Before he addressed the summit, I had the chance to talk to the lead speaker Professor Otto Cars, who co-founded the International Society of Anti-Infective Pharmacology and the global network ReAct, Action on Antibiotic Resistance.
It was daunting to realise just how far behind this country is in its surveillance and regulation of antimicrobial use.
The Swedish Government has been behind this initiative since 1999 and in that country less than 1% of staphylococcal blood cultures are MRSA.
In Australia, up to 30% are MRSA.
Professor Cars was emphatic that although there are knowledge gaps in Australia, we must act now. “We can’t wait for the data; we know that antibiotics are misused and overused. We know that infection control could be improved without new information.”

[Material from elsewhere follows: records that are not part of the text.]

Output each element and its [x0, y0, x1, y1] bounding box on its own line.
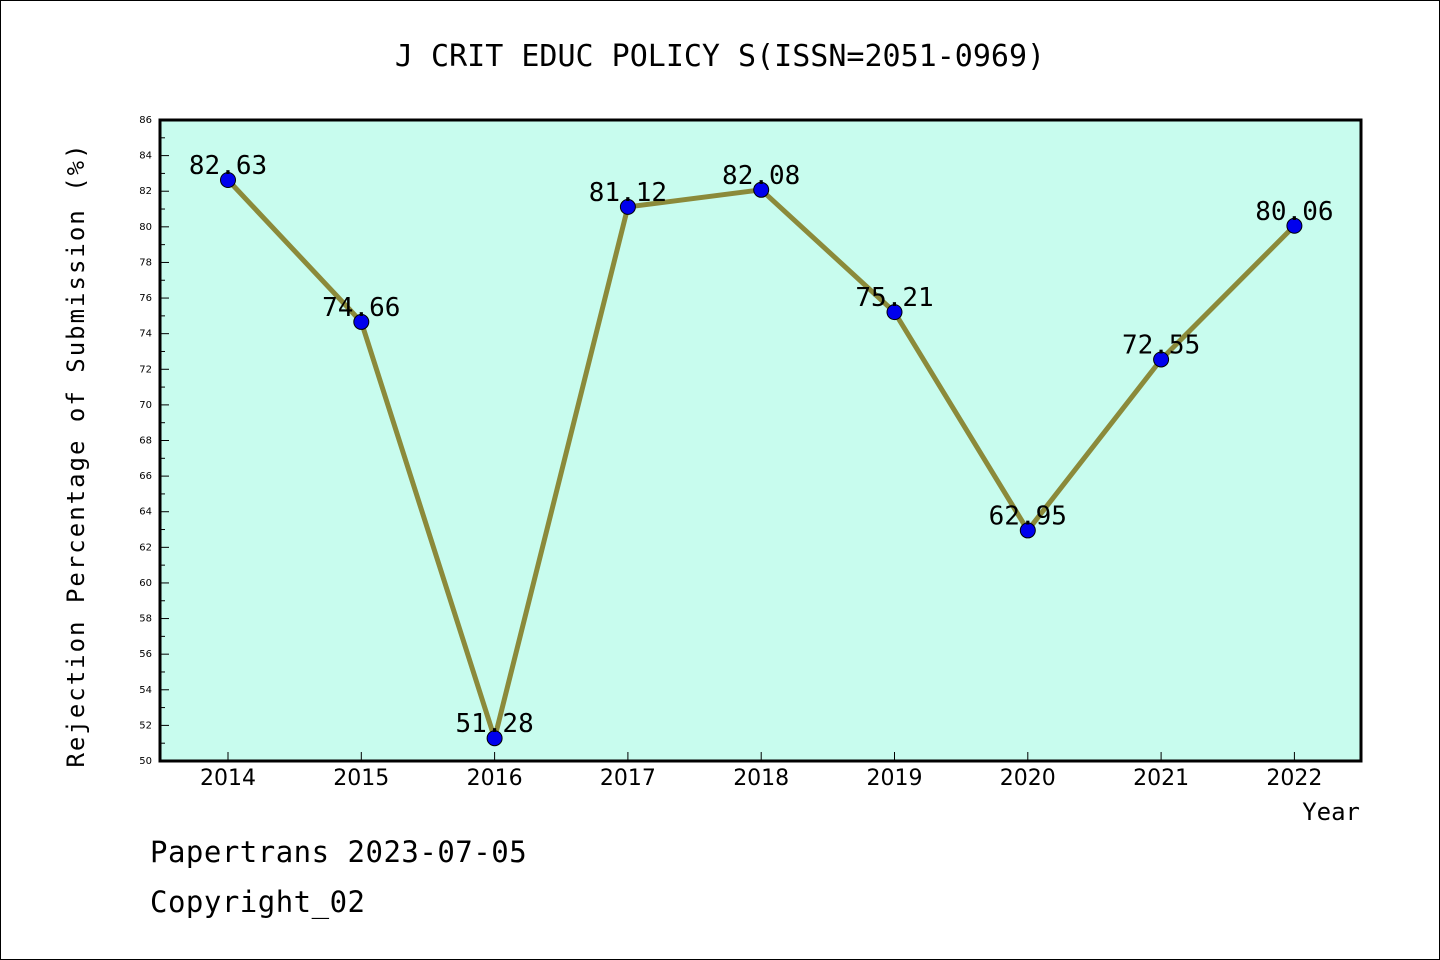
plot-area — [158, 118, 1363, 763]
footer-date: Papertrans 2023-07-05 — [150, 835, 528, 869]
y-tick-label: 54 — [139, 685, 152, 696]
x-tick-label: 2020 — [1000, 766, 1056, 791]
x-tick-label: 2018 — [733, 766, 789, 791]
x-tick-label: 2014 — [200, 766, 256, 791]
data-point — [619, 198, 636, 215]
data-labels: 82.63 74.66 51.28 81.12 82.08 75.21 62.95 72.55… — [189, 151, 1334, 739]
y-tick-label: 80 — [139, 222, 152, 233]
chart-title: J CRIT EDUC POLICY S(ISSN=2051-0969) — [395, 39, 1045, 74]
y-tick-label: 64 — [139, 507, 152, 518]
y-tick-label: 50 — [139, 756, 152, 767]
x-tick-label: 2021 — [1133, 766, 1189, 791]
data-point — [486, 730, 503, 747]
y-tick-label: 70 — [139, 400, 152, 411]
data-label: 62.95 — [989, 501, 1067, 531]
x-tick-label: 2017 — [600, 766, 656, 791]
y-tick-label: 86 — [139, 115, 152, 126]
y-tick-label: 58 — [139, 614, 152, 625]
data-point — [1286, 217, 1303, 234]
data-point — [886, 304, 903, 321]
data-label: 74.66 — [322, 293, 400, 323]
data-label: 80.06 — [1255, 197, 1333, 227]
x-axis: 2014 2015 2016 2017 2018 2019 2020 2021 2022 — [200, 752, 1322, 791]
y-tick-label: 78 — [139, 257, 152, 268]
series-rejection — [220, 172, 1303, 747]
y-tick-label: 60 — [139, 578, 152, 589]
data-point — [1153, 351, 1170, 368]
x-tick-label: 2016 — [467, 766, 523, 791]
data-label: 81.12 — [589, 178, 667, 208]
x-axis-label: Year — [1302, 798, 1360, 826]
data-label: 72.55 — [1122, 330, 1200, 360]
y-tick-label: 82 — [139, 186, 152, 197]
data-point — [753, 181, 770, 198]
y-tick-label: 76 — [139, 293, 152, 304]
y-tick-label: 52 — [139, 720, 152, 731]
y-axis: 50 52 54 56 58 60 62 64 66 68 70 72 74 76 78 80 82 84 86 — [139, 115, 169, 767]
y-tick-label: 74 — [139, 329, 152, 340]
data-point — [220, 172, 236, 189]
x-tick-label: 2022 — [1266, 766, 1322, 791]
data-label: 75.21 — [855, 283, 933, 313]
y-tick-label: 62 — [139, 542, 152, 553]
footer-copyright: Copyright_02 — [150, 885, 366, 919]
data-point — [353, 313, 370, 330]
y-tick-label: 72 — [139, 364, 152, 375]
x-tick-label: 2015 — [333, 766, 389, 791]
y-tick-label: 68 — [139, 436, 152, 447]
y-tick-label: 66 — [139, 471, 152, 482]
y-tick-label: 56 — [139, 649, 152, 660]
data-label: 82.08 — [722, 161, 800, 191]
data-label: 51.28 — [455, 709, 533, 739]
y-axis-label: Rejection Percentage of Submission (%) — [62, 142, 90, 767]
y-tick-label: 84 — [139, 151, 152, 162]
data-point — [1019, 522, 1036, 539]
data-label: 82.63 — [189, 151, 267, 181]
x-tick-label: 2019 — [867, 766, 923, 791]
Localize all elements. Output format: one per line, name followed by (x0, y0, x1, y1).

He attributed the causes of antimicrobial resistance to three things:
• indiscriminate use of antibiotics
• indiscriminate effects of antibiotics, ie, broad activity
• global spread of resistance facilitated by the rapid dynamics of gene transfer between bacteria as a result of travel, trade and poor sanitation and hygiene.
In Sweden, even the doctors have to wear plain theatre gear in the wards, no ties and no jewellery. As Professor Cars said, “the doctors don’t like it but it works”.
He admonished the World Health Organization for devoting only sparse resources to the problem and called for a global government alliance, emphasising that the burden of antibiotic resistance falls disproportionately on poorer countries.
At times we all employ some “magical thinking” and assume that we have an endless supply of new antimicrobials.
Professor Cars burst our bubble and made it clear that there was “an alarming decline in antibiotic development … and that there were no new drugs in the pipeline”.
He feels that we have a “scary 5 years ahead”.
Dr David Looke, infectious diseases physician and clinical microbiologist at Princess Alexandra Hospital, Brisbane, warned that “in the foreseeable future, we won’t be able to treat a lot of community-acquired infections”. He told me that we are already using our drugs of last resort.
He expressed frustration with the government that is willing to spend millions on influenza surveillance, education, vaccination and treatment, yet seems unwilling to put anything into this creeping epidemic of antimicrobial resistance, which is a much bigger threat to Australians.
Professor David Paterson, infectious diseases physician at the Royal Brisbane Hospital, told the Summit that there are no new antibiotics available in the next 10 years against gram negatives.
He said that “carbapenems are our end-of-the-road antibiotic” and that patients with gram negative infections resistant to this class were on the “road to death”.
Professor Peter Collignon, director of infectious diseases and microbiology at the Canberra Hospital, told the summit that despite there being almost no evidence to support the use of antimicrobials for prophylaxis or growth promotion in animals, these practices persist in agriculture, although banned in countries like Denmark, with no detrimental effects.
It put me off eating imported prawns, which sometimes have chloramphenicol residues, or imported apples with gentamicin, which even survives the oven when bound for apple pies.
Australia has a proud history in the development of penicillin and boasted Howard Florey, on our $50 note.
It is time the Australian Government acted responsibly, supported this group and worked with it to develop effective surveillance and control of antimicrobials.
All is not lost as it seems that resistance levels fall with the sensible use of antimicrobials.
Dr Annette Katelaris is the editor of the MJA.